L’alcool dans les médias

Dans nos sociétés médiatiques, l’alcool est partout. Il est bien sûr présent dans la publicité, mais aussi dans les films, séries, romans, compétitions sportives, internet, etc. À un point tel qu’il ne se remarque même plus: il fait partie du décor. Les dépenses publicitaires des producteurs et distributeurs d’alcool en Belgique sont 790 fois plus importantes que les subventions du secteur de la prévention!

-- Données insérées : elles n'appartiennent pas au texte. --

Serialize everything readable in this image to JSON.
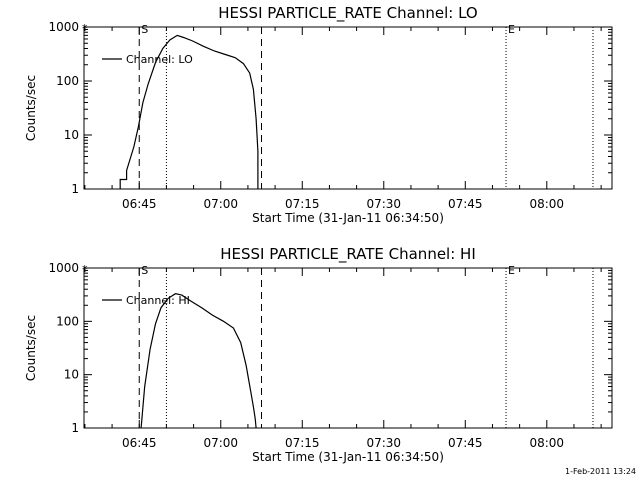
{
  "footer": "1-Feb-2011 13:24",
  "chart_data": [
    {
      "type": "line",
      "title": "HESSI PARTICLE_RATE Channel: LO",
      "xlabel": "Start Time (31-Jan-11 06:34:50)",
      "ylabel": "Counts/sec",
      "yscale": "log",
      "xlim": [
        "06:34:50",
        "08:12:00"
      ],
      "ylim": [
        1,
        1000
      ],
      "x_ticks": [
        "06:45",
        "07:00",
        "07:15",
        "07:30",
        "07:45",
        "08:00"
      ],
      "y_ticks": [
        {
          "value": 1,
          "label": "1"
        },
        {
          "value": 10,
          "label": "10"
        },
        {
          "value": 100,
          "label": "100"
        },
        {
          "value": 1000,
          "label": "1000"
        }
      ],
      "legend": "top-left",
      "series": [
        {
          "name": "Channel: LO",
          "x": [
            "06:41:30",
            "06:41:30",
            "06:42:40",
            "06:42:40",
            "06:44:00",
            "06:44:50",
            "06:45:40",
            "06:46:40",
            "06:48:00",
            "06:49:20",
            "06:50:40",
            "06:52:00",
            "06:53:10",
            "06:54:50",
            "06:56:50",
            "06:58:50",
            "07:00:50",
            "07:02:40",
            "07:04:10",
            "07:05:20",
            "07:06:00",
            "07:06:30",
            "07:06:50",
            "07:06:50"
          ],
          "y": [
            1,
            1.5,
            1.5,
            2.2,
            6,
            14,
            40,
            90,
            220,
            400,
            580,
            700,
            640,
            550,
            440,
            360,
            310,
            270,
            210,
            140,
            70,
            20,
            5,
            1
          ]
        }
      ],
      "markers": [
        {
          "label": "S",
          "time": "06:45:00"
        },
        {
          "label": "E",
          "time": "07:52:30"
        }
      ],
      "dashed_lines": [
        "06:45:00",
        "07:07:30"
      ],
      "dotted_lines": [
        "06:50:00",
        "07:52:30",
        "08:08:30"
      ]
    },
    {
      "type": "line",
      "title": "HESSI PARTICLE_RATE Channel: HI",
      "xlabel": "Start Time (31-Jan-11 06:34:50)",
      "ylabel": "Counts/sec",
      "yscale": "log",
      "xlim": [
        "06:34:50",
        "08:12:00"
      ],
      "ylim": [
        1,
        1000
      ],
      "x_ticks": [
        "06:45",
        "07:00",
        "07:15",
        "07:30",
        "07:45",
        "08:00"
      ],
      "y_ticks": [
        {
          "value": 1,
          "label": "1"
        },
        {
          "value": 10,
          "label": "10"
        },
        {
          "value": 100,
          "label": "100"
        },
        {
          "value": 1000,
          "label": "1000"
        }
      ],
      "legend": "top-left",
      "series": [
        {
          "name": "Channel: HI",
          "x": [
            "06:45:20",
            "06:46:00",
            "06:47:00",
            "06:48:00",
            "06:49:00",
            "06:50:20",
            "06:51:40",
            "06:52:50",
            "06:54:30",
            "06:56:30",
            "06:58:30",
            "07:00:30",
            "07:02:20",
            "07:03:40",
            "07:04:40",
            "07:05:30",
            "07:06:00",
            "07:06:20",
            "07:06:30"
          ],
          "y": [
            1,
            6,
            30,
            90,
            180,
            270,
            330,
            310,
            240,
            180,
            130,
            100,
            75,
            40,
            15,
            5,
            2.5,
            1.5,
            1
          ]
        }
      ],
      "markers": [
        {
          "label": "S",
          "time": "06:45:00"
        },
        {
          "label": "E",
          "time": "07:52:30"
        }
      ],
      "dashed_lines": [
        "06:45:00",
        "07:07:30"
      ],
      "dotted_lines": [
        "06:50:00",
        "07:52:30",
        "08:08:30"
      ]
    }
  ]
}
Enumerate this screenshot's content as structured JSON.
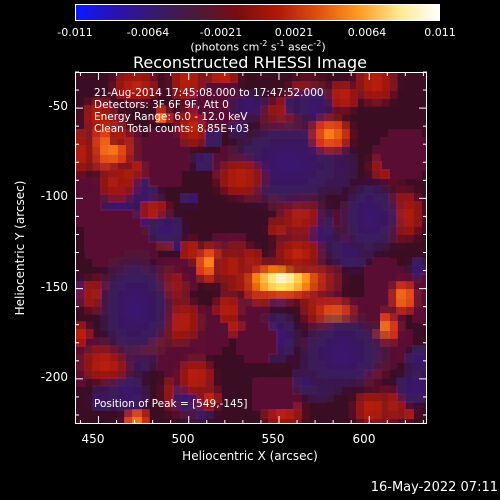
{
  "colorbar": {
    "ticks": [
      "-0.011",
      "-0.0064",
      "-0.0021",
      "0.0021",
      "0.0064",
      "0.011"
    ],
    "units_prefix": "(photons cm",
    "units_exp1": "-2",
    "units_mid": " s",
    "units_exp2": "-1",
    "units_mid2": " asec",
    "units_exp3": "-2",
    "units_suffix": ")",
    "colors": [
      "#0a1aff",
      "#2a12b0",
      "#3a1a68",
      "#4a1a38",
      "#7a0c10",
      "#b01808",
      "#e05010",
      "#ff9a20",
      "#ffe890",
      "#ffffff"
    ]
  },
  "plot": {
    "title": "Reconstructed RHESSI Image",
    "info": {
      "time_range": "21-Aug-2014 17:45:08.000 to 17:47:52.000",
      "detectors": "Detectors: 3F 6F 9F, Att 0",
      "energy_range": "Energy Range: 6.0 - 12.0 keV",
      "clean_counts": "Clean    Total counts: 8.85E+03"
    },
    "peak": "Position of Peak = [549,-145]",
    "xlabel": "Heliocentric X (arcsec)",
    "ylabel": "Heliocentric Y (arcsec)",
    "x_ticks": [
      "450",
      "500",
      "550",
      "600"
    ],
    "y_ticks": [
      "-50",
      "-100",
      "-150",
      "-200"
    ],
    "xlim": [
      437,
      632
    ],
    "ylim": [
      -225,
      -30
    ],
    "colors": {
      "background": "#3a0a22",
      "dim": "#5a1030",
      "purple": "#3a1a60",
      "red": "#a01810",
      "orange": "#e05a10",
      "yellow": "#ffd040",
      "white": "#ffffe0"
    }
  },
  "chart_data": {
    "type": "heatmap",
    "title": "Reconstructed RHESSI Image",
    "xlabel": "Heliocentric X (arcsec)",
    "ylabel": "Heliocentric Y (arcsec)",
    "xlim": [
      437,
      632
    ],
    "ylim": [
      -225,
      -30
    ],
    "x_ticks": [
      450,
      500,
      550,
      600
    ],
    "y_ticks": [
      -50,
      -100,
      -150,
      -200
    ],
    "colorbar_range": [
      -0.011,
      0.011
    ],
    "peak": [
      549,
      -145
    ],
    "sources": [
      {
        "x": 549,
        "y": -145,
        "intensity": 1.0
      },
      {
        "x": 578,
        "y": -64,
        "intensity": 0.55
      },
      {
        "x": 528,
        "y": -88,
        "intensity": 0.45
      },
      {
        "x": 560,
        "y": -130,
        "intensity": 0.35
      }
    ]
  },
  "timestamp": "16-May-2022 07:11"
}
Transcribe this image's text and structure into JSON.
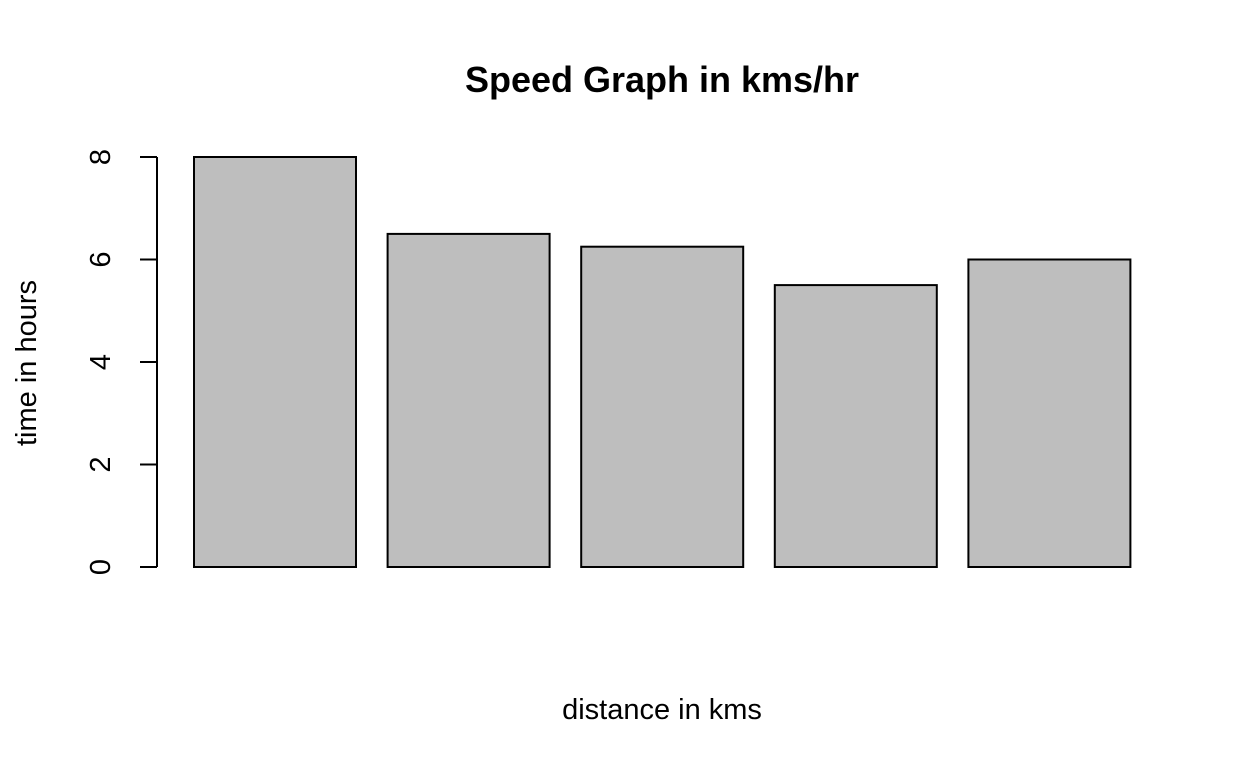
{
  "chart_data": {
    "type": "bar",
    "title": "Speed Graph in kms/hr",
    "xlabel": "distance in kms",
    "ylabel": "time in hours",
    "categories": [
      "",
      "",
      "",
      "",
      ""
    ],
    "values": [
      8,
      6.5,
      6.25,
      5.5,
      6
    ],
    "ylim": [
      0,
      8
    ],
    "yticks": [
      0,
      2,
      4,
      6,
      8
    ],
    "grid": false,
    "legend": "none",
    "colors": {
      "bar_fill": "#bebebe",
      "bar_stroke": "#000000",
      "axis": "#000000",
      "text": "#000000",
      "background": "#ffffff"
    }
  }
}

De plus, la publicité est souvent manipulatrice, car le public ne perçoit pas les procédés qu’elle met en œuvre. Infor-Drogues a réalisé deux spots vidéos pour mettre à jour ces procédés:
  • Le premier «L’alcool c’est la fête» est constitué d’extraits fictions, qui nous disent que boire de l’alcool est gage de fête remarquable, d’amitié, de bonne humeur et de réussite sociale.
  • Le deuxième «L’alcool c’est moi» est constitué d’extraits de publicités indiquant que l’alcool aide chacun à trouver son caractère, son identité, qu’en somme, l’alcool révèle la personnalité.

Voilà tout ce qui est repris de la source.